Jabar’s excellent chapter, “Religion, sect, ethnicity and tribe: the
uncertainties of identity politics in the new society,” presents a nuanced and
analytically sophisticated overview of the dynamics of change in Iraqi communal
identity politics, especially after 2003.
Dr. Jabar sums up the dynamics succinctly when he states “The Kurdish
catchword was federalism, that of the Shi’is was demography was democracy (the
Shi’is being a majority of the nation), and that of the Sunnis was
restoration.” (21)
The author’s
analysis is crisp and to the point.
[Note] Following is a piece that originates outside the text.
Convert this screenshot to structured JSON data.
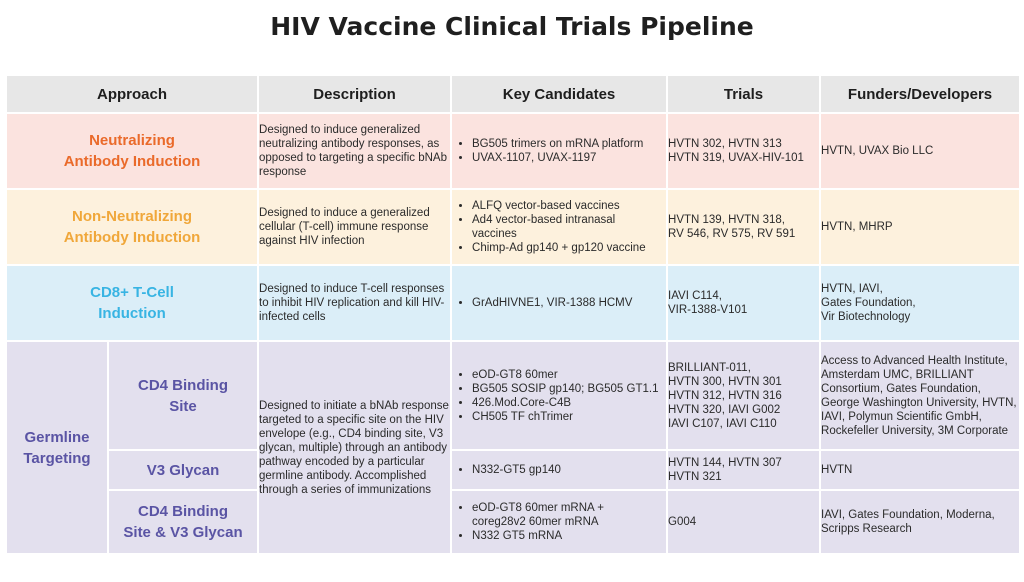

His
commentary on the impact on the middle classes of the post-Saddam era is one
missing from most discussions of post-Ba’thist politics. The general tenor of Dr. Jabar is that
efforts to subsume Iraqis politics under rigid social and political categories
grounded in religion, sect, ethnicity and tribe – especially after the damage
wrought on Iraqi society by the 1990s sanctions regime which upended much of
the social order, is doomed to analytic failure. As such, the author calls for a new
conceptual framework for Iraqi politics based in political sociology. In this sense, this chapter is analytically
very provocative.
All three of these studies teach us much about the dynamics
of pre- and post-Ba’thist Iraq. They
point to the failure and the potential of Iraqi politics since 1958. If nothing else, they offer a cautionary
tale. Politically, Iraq is still very
unsettled, and making hard and fast assertions about the nature of its
political life should be done with a concern for the dynamics of change, one
that avoids a focus on the statics of sectarianism and communal identities.